PALM BEACH, Fla. -- Hall of Famer Jack Youngblood jokes that he can't remember how many concussions he's had.
Then he gets serious, recalling the damage he's absorbed since he first started playing football when he was 12.
"What have I done?" Youngblood said. "I have to ask that question. You just don't know. We haven't defined it completely yet. That's one of the issues we're talking about here today."
Youngblood spoke during a break from the first meeting of the Mackey-White Traumatic Brain Injury Committee on Tuesday. The committee was formed by the NFL Players Association and includes professional athletes, past and current NFL players, doctors and researchers.
The group wants to open a dialogue on brain injuries in professional football, discuss the latest research and begin developing recommendations to keep players safer.

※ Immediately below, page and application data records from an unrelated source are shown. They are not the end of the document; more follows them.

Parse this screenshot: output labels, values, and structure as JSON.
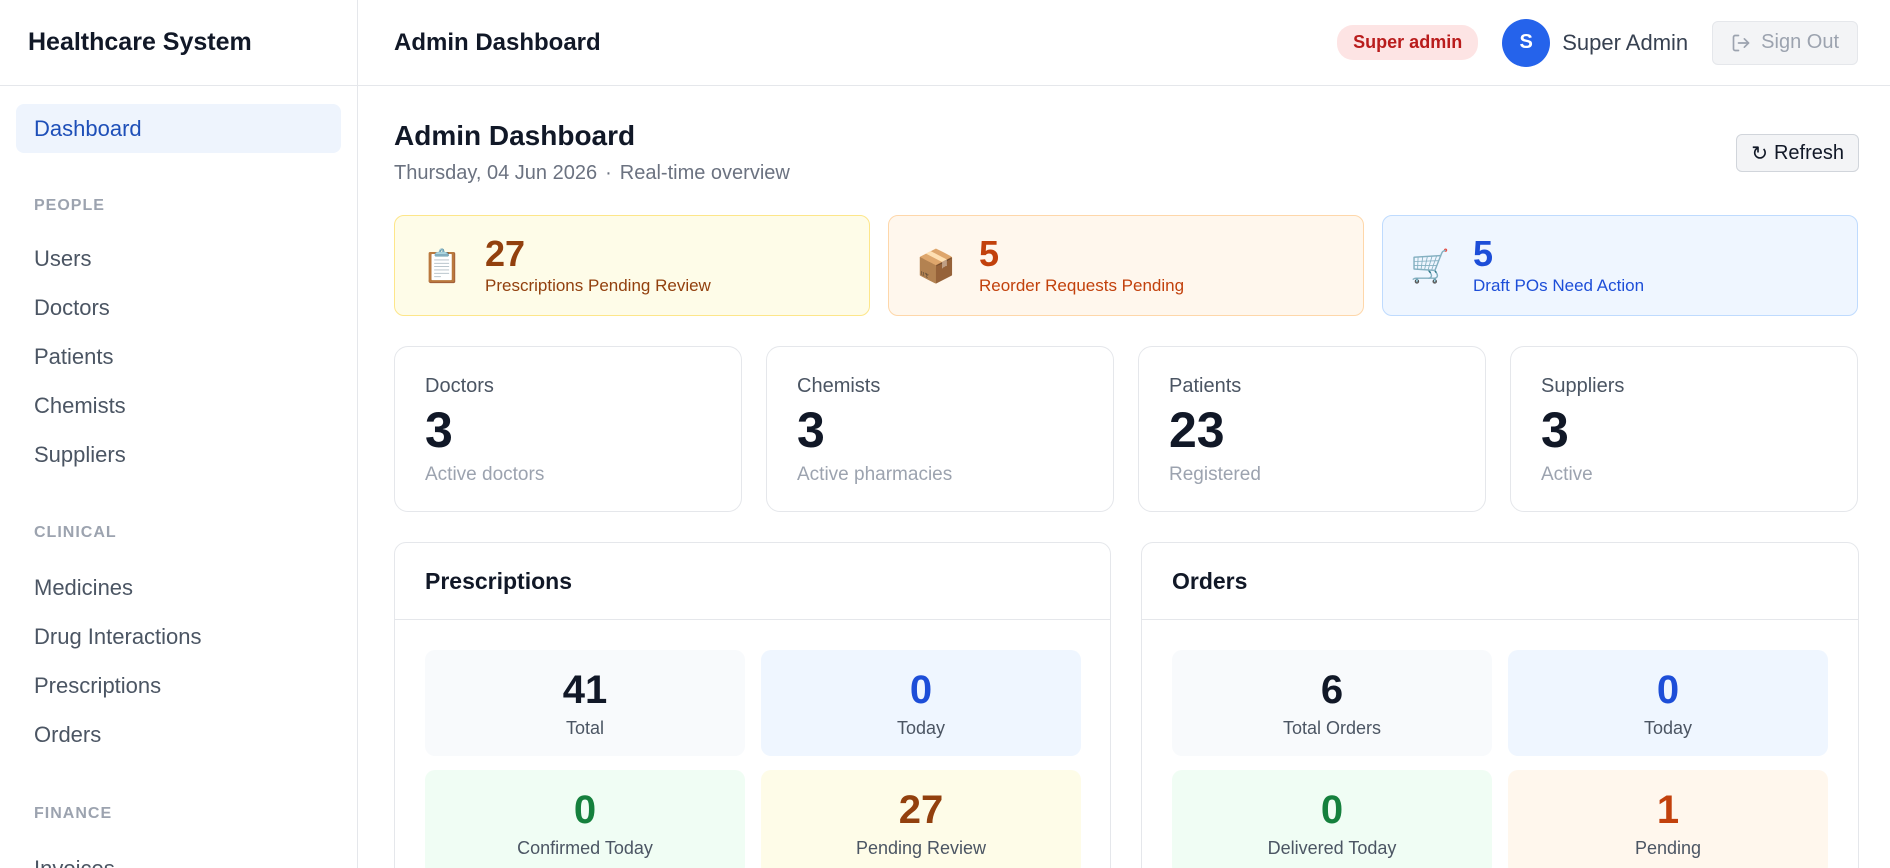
{
  "app": {
    "title": "Healthcare System"
  },
  "sidebar": {
    "items": [
      {
        "label": "Dashboard",
        "active": true
      }
    ],
    "sections": [
      {
        "heading": "PEOPLE",
        "items": [
          "Users",
          "Doctors",
          "Patients",
          "Chemists",
          "Suppliers"
        ]
      },
      {
        "heading": "CLINICAL",
        "items": [
          "Medicines",
          "Drug Interactions",
          "Prescriptions",
          "Orders"
        ]
      },
      {
        "heading": "FINANCE",
        "items": [
          "Invoices"
        ]
      }
    ]
  },
  "header": {
    "title": "Admin Dashboard",
    "role_badge": "Super admin",
    "avatar_initial": "S",
    "user_name": "Super Admin",
    "signout_label": "Sign Out",
    "signout_icon": "sign-out-icon"
  },
  "page": {
    "title": "Admin Dashboard",
    "date": "Thursday, 04 Jun 2026",
    "separator": "·",
    "subtitle": "Real-time overview",
    "refresh_label": "Refresh",
    "refresh_icon": "↻"
  },
  "alerts": [
    {
      "icon": "📋",
      "icon_name": "clipboard-icon",
      "value": "27",
      "label": "Prescriptions Pending Review",
      "color": "#92400e"
    },
    {
      "icon": "📦",
      "icon_name": "package-icon",
      "value": "5",
      "label": "Reorder Requests Pending",
      "color": "#c2410c"
    },
    {
      "icon": "🛒",
      "icon_name": "cart-icon",
      "value": "5",
      "label": "Draft POs Need Action",
      "color": "#1d4ed8"
    }
  ],
  "stats": [
    {
      "title": "Doctors",
      "value": "3",
      "sub": "Active doctors"
    },
    {
      "title": "Chemists",
      "value": "3",
      "sub": "Active pharmacies"
    },
    {
      "title": "Patients",
      "value": "23",
      "sub": "Registered"
    },
    {
      "title": "Suppliers",
      "value": "3",
      "sub": "Active"
    }
  ],
  "panels": {
    "prescriptions": {
      "title": "Prescriptions",
      "tiles": [
        {
          "value": "41",
          "label": "Total"
        },
        {
          "value": "0",
          "label": "Today"
        },
        {
          "value": "0",
          "label": "Confirmed Today"
        },
        {
          "value": "27",
          "label": "Pending Review"
        }
      ]
    },
    "orders": {
      "title": "Orders",
      "tiles": [
        {
          "value": "6",
          "label": "Total Orders"
        },
        {
          "value": "0",
          "label": "Today"
        },
        {
          "value": "0",
          "label": "Delivered Today"
        },
        {
          "value": "1",
          "label": "Pending"
        }
      ]
    }
  }
}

The committee was named in honor of two Hall of Famers -- tight end John Mackey, who has been diagnosed with Alzheimer's disease, and defensive lineman Reggie White, who earned the nickname "The Minister of Defense" and died at 43 after retiring from the NFL.

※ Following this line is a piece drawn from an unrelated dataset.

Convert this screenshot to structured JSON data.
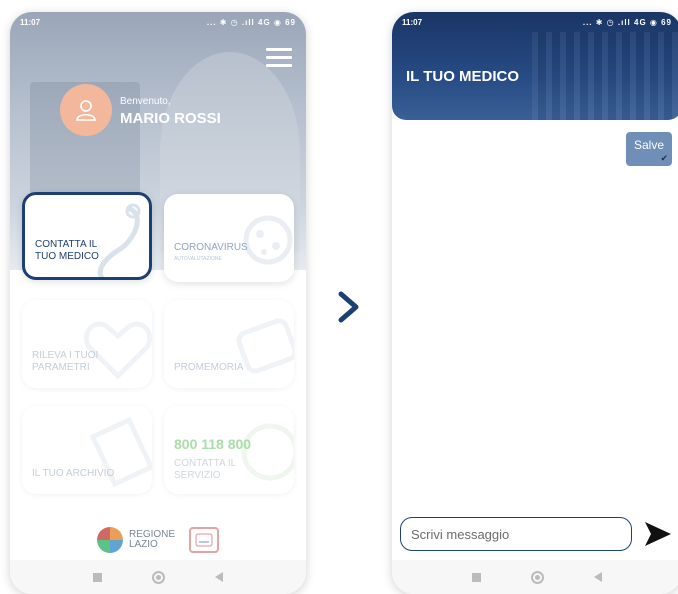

"It's something very close to my heart," Youngblood said. "I became much more aware of it as I was inducted into the Pro Football Hall of Fame and got to know John Mackey more than just a guy at a cocktail party, and to see how ravaging brain injury and brain trauma can be."

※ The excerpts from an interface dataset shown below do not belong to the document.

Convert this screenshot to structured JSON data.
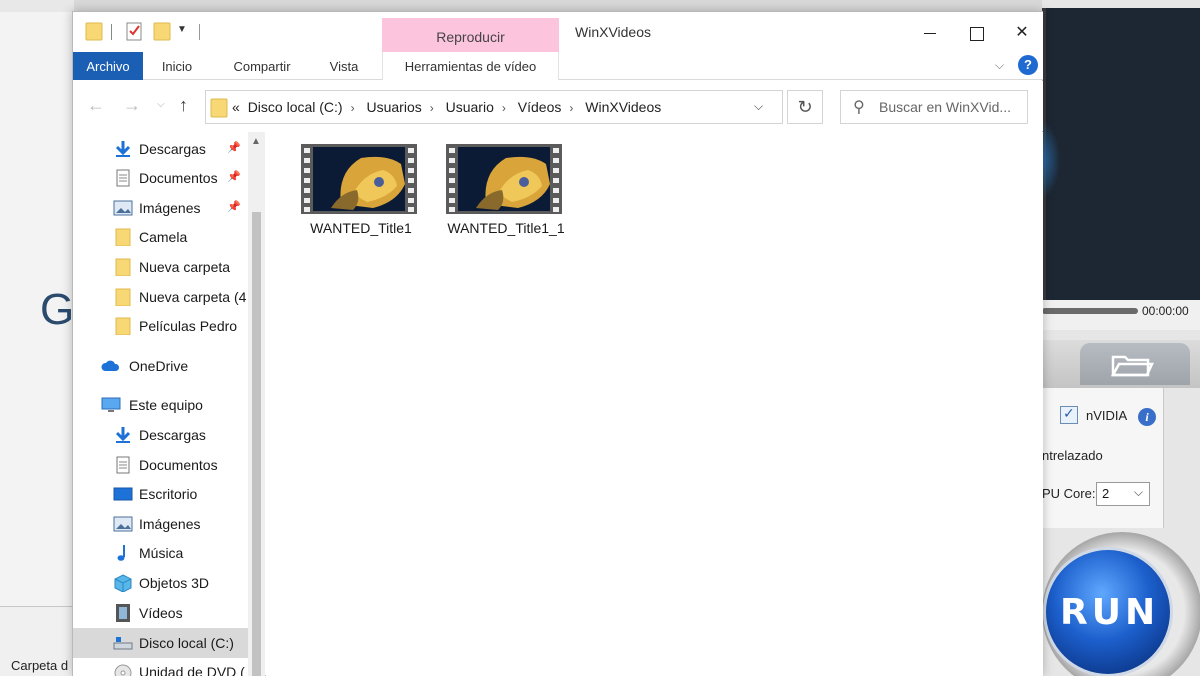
{
  "background_app": {
    "left_letter": "G",
    "status_text": "Carpeta d",
    "time_readout": "00:00:00",
    "gpu_label": "nVIDIA",
    "gpu_checked": true,
    "deinterlace_label": "ntrelazado",
    "cpu_core_label": "PU Core:",
    "cpu_core_value": "2",
    "run_label": "RUN"
  },
  "window": {
    "title": "WinXVideos",
    "context_tab_header": "Reproducir",
    "ribbon_tabs": [
      "Archivo",
      "Inicio",
      "Compartir",
      "Vista",
      "Herramientas de vídeo"
    ],
    "accent_color": "#1a5fb4",
    "context_color": "#fdc4de"
  },
  "address_bar": {
    "overflow": "«",
    "crumbs": [
      "Disco local (C:)",
      "Usuarios",
      "Usuario",
      "Vídeos",
      "WinXVideos"
    ]
  },
  "search": {
    "placeholder": "Buscar en WinXVid..."
  },
  "nav_pane": {
    "items": [
      {
        "label": "Descargas",
        "icon": "download-arrow-icon",
        "pinned": true
      },
      {
        "label": "Documentos",
        "icon": "document-icon",
        "pinned": true
      },
      {
        "label": "Imágenes",
        "icon": "pictures-icon",
        "pinned": true
      },
      {
        "label": "Camela",
        "icon": "folder-icon",
        "pinned": false
      },
      {
        "label": "Nueva carpeta",
        "icon": "folder-icon",
        "pinned": false
      },
      {
        "label": "Nueva carpeta (4",
        "icon": "folder-icon",
        "pinned": false
      },
      {
        "label": "Películas Pedro",
        "icon": "folder-icon",
        "pinned": false
      },
      {
        "label": "OneDrive",
        "icon": "cloud-icon",
        "pinned": false
      },
      {
        "label": "Este equipo",
        "icon": "computer-icon",
        "pinned": false
      },
      {
        "label": "Descargas",
        "icon": "download-arrow-icon",
        "pinned": false
      },
      {
        "label": "Documentos",
        "icon": "document-icon",
        "pinned": false
      },
      {
        "label": "Escritorio",
        "icon": "desktop-icon",
        "pinned": false
      },
      {
        "label": "Imágenes",
        "icon": "pictures-icon",
        "pinned": false
      },
      {
        "label": "Música",
        "icon": "music-note-icon",
        "pinned": false
      },
      {
        "label": "Objetos 3D",
        "icon": "cube-3d-icon",
        "pinned": false
      },
      {
        "label": "Vídeos",
        "icon": "video-film-icon",
        "pinned": false
      },
      {
        "label": "Disco local (C:)",
        "icon": "hard-drive-icon",
        "pinned": false,
        "selected": true
      },
      {
        "label": "Unidad de DVD (",
        "icon": "dvd-drive-icon",
        "pinned": false
      }
    ]
  },
  "files": [
    {
      "name": "WANTED_Title1",
      "type": "video"
    },
    {
      "name": "WANTED_Title1_1",
      "type": "video"
    }
  ]
}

Congress recently questioned NFL players and doctors about football head injuries. NFL commissioner Roger Goodell testified in October about his league's concussion policies.
Since then, the league has instituted stricter return-to-play guidelines for players showing concussion symptoms; required each team to enlist an independent neurologist as an adviser; entered into a partnership with Boston University brain researchers who have been critical of the league's stance on concussions; and conducted tests on helmets.
"You can never take the collision aspect out of the game," Youngblood said. "There's just no way, and in fact, that's something we kind of enjoy."
"This committee will serve as a 'superconductor' of information in order to drive rapid and meaningful progress in concussions," he said. "We have assembled a world-class group of scientists to facilitate our work, which will benefit not only NFL players, but all those involved in all contact sports."
Chris Nowinski, a former college football player and professional wrestler, knew something was wrong after his sixth concussion, at least that's how many he could remember.
"I was blacking out in the ring and never was educated enough to know that was a problem," he said. "That led to ongoing memory problems and headaches. ... I wasn't getting better."
After three years of wrestling, he retired and began learning more about head injuries in professional sports. Nowinski is now president of the Sports Legacy Institute and co-director of the Center for the Study of Traumatic Encephalopathy at Boston University. He also is serving on the committee.
"We're just getting everyone's opinions to what we should be doing and how we should do it," Nowinski said.
Nowinski also has been soliciting athletes to donate their brains to research after their deaths, which will be studied at Boston University. He said 250 professional and amateur athletes have agreed, including 60 retired NFL players and four active ones.
"The message is really giving back to the game," Nowinski said, "giving back to your former teammates."